Кто-то писал и такие письма на фронт. Но и это все тоже добавляло надежды Епистинье и всем, кто не хотел верить в гибель близких, кто ждал; мало ли что могут прислать по ошибке или по злому умыслу. Надо надеяться, надо ждать.
И дождалась Епистинья!
В начале сентября 1945 года прибежала радостная Дуня с письмом от Николая:
— Коля жив! Он в госпитале! Скоро приедет!
Какая радость! Коля живой! Какое облегчение принесла эта весть — вот ведь было известие, что погиб, а он жив! Слава Богу! Теперь будет полегче. Нести одной тяжкий груз потерь и надежд было невыносимо. А там, глядишь, и другие сыны объявятся. Она вызволит их из небытия своей чистой, горячей молитвой.
Коля вернулся!
У Николая трое детей: Валентин, Анатолий и Людмила. В их рассказах об отце много любви к нему и сожаления, как мало они все-таки понимали его, сочувствовали его душевным страданиям и физической боли. Были детьми, затем подростками, подошла юность, а понимание приходит, когда самим выпадут серьезные невзгоды. Понимание пришло, когда отца уже нет. Тогда же казалось — вот отец, он будет всегда, и жизнь будет такой всегда, только лучше и лучше.
Хорошо запомнилась Валентину поездка к отцу в госпиталь.
«Объявился отец осенью 1945 года. Мы получили приглашение посетить госпиталь.

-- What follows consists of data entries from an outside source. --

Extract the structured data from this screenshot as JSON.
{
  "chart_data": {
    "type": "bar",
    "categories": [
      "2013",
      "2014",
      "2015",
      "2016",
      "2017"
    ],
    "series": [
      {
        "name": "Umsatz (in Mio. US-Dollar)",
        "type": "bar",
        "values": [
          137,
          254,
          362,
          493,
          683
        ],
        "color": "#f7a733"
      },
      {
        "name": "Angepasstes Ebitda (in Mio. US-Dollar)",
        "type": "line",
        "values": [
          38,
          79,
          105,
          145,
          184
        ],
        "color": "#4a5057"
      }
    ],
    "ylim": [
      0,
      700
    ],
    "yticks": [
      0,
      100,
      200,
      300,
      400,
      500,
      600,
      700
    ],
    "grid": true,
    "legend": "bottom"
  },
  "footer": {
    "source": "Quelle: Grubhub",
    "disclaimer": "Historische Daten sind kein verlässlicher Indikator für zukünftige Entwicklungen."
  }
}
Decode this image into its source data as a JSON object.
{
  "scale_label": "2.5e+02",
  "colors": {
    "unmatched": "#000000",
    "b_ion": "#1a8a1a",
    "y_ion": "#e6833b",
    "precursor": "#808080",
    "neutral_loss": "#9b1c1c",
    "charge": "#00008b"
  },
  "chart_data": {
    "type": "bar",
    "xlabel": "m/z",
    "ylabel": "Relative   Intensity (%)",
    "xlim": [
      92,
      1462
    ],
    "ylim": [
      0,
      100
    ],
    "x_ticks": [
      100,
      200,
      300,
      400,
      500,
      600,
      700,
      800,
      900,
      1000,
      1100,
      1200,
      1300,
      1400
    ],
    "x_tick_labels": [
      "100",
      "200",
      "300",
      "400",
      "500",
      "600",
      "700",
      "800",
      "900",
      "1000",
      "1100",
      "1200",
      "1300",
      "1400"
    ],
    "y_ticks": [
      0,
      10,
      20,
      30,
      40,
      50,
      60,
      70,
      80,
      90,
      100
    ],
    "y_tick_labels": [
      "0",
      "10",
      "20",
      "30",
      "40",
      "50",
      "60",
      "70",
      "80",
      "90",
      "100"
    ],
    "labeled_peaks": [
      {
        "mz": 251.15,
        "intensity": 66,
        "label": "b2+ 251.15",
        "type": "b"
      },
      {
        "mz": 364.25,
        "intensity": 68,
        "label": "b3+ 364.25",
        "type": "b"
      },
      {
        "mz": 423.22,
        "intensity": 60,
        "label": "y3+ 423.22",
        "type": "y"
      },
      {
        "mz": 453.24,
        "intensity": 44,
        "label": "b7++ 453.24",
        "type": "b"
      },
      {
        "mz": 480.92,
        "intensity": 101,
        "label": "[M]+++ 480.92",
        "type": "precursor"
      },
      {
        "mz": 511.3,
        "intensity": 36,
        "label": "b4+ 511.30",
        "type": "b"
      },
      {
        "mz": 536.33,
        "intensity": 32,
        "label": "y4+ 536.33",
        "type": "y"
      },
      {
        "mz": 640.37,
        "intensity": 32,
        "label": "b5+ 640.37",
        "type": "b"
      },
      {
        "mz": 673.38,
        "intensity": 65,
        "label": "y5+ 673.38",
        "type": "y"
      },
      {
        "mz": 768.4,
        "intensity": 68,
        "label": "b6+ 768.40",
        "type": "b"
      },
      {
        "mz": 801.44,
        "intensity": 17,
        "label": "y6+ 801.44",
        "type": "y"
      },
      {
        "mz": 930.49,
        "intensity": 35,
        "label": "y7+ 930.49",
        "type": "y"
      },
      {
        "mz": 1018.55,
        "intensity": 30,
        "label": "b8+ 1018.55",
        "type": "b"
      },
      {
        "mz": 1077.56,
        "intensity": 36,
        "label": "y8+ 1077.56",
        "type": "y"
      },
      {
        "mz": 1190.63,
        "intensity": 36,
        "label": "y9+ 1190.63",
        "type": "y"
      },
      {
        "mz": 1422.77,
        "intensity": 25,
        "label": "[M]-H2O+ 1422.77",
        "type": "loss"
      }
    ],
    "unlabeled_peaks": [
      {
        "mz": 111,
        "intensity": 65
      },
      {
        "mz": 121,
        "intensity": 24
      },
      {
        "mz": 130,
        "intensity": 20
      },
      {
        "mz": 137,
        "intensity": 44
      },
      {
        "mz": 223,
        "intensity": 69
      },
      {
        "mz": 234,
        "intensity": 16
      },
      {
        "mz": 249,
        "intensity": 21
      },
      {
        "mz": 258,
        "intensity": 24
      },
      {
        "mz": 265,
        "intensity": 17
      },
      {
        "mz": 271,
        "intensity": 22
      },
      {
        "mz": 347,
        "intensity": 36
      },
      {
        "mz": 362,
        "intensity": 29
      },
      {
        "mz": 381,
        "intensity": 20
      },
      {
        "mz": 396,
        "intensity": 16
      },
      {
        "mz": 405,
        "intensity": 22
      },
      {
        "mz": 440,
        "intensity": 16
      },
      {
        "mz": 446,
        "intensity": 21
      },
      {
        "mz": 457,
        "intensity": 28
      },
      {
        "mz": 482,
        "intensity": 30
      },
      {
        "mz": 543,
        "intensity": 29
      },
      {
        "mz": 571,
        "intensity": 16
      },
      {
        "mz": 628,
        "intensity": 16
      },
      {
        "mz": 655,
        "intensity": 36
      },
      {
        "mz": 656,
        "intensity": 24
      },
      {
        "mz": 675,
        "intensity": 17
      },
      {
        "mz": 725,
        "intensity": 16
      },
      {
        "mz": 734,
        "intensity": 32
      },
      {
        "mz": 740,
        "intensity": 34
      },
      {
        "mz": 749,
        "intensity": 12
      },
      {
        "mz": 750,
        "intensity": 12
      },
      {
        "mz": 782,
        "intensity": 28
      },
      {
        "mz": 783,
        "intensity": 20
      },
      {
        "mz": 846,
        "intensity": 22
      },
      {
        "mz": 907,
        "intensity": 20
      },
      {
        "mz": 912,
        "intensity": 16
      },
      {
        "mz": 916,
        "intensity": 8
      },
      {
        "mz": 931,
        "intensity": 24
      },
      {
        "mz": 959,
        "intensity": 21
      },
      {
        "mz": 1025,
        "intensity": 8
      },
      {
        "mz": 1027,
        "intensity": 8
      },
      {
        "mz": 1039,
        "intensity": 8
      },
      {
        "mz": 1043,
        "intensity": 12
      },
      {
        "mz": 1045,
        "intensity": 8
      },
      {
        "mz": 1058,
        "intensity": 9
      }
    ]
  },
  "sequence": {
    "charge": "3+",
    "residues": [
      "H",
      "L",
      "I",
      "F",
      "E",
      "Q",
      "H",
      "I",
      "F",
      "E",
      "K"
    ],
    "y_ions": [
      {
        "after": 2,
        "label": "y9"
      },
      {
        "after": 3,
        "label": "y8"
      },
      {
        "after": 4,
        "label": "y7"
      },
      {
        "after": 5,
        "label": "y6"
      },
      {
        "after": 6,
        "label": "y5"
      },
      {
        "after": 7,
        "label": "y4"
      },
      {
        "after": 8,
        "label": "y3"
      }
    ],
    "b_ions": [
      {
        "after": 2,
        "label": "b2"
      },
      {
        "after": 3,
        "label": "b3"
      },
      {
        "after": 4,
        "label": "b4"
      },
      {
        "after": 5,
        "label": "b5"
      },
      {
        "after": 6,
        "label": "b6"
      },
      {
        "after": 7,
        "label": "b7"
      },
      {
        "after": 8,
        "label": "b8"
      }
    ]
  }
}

В доме была устроена грандиозная баня. Мать мыла, скоблила нас, каждый получил свою белую рубашку, брюки, даже на ноги нашлось что надеть. Весь вечер мы говорили об отце. Кто он? Мать принесла фотографию, где он был снят с нею. Нам хорошо была понятна мать. И чужим, неизвестным казался отец. Он ушел на войну, когда мне было три года, брату — два, а Люда только родилась.
Как мы ехали, я не помню. Стояла золотая осень. Было часа два дня. Нас пропустили в сад с аллеями, скамейками. Сели на скамейку и теребили мать: «Когда же он придет?»
И тут я заметил, как насторожилась мать. Хотела встать, но лишь дернулась, и руки ее привычно оправили юбку, нехитрую блузку и остановились на тугом тяжелом клубке волос.
Я проследил за ее взглядом и в многолюдье выделил фигуру мужчины, одетого во все белое и халат. Он опирался на костыли, неуклюже волоча ноги. Черные, смолянистые волосы в беспорядке спадали на лицо, закрывая лоб, глаза. Когда я увидел пышные усы, которые комом гнездились у носа, я уже не сомневался, что это солдат, он участвовал в войне. Я запомнил нос, большой, костистый, горбатый.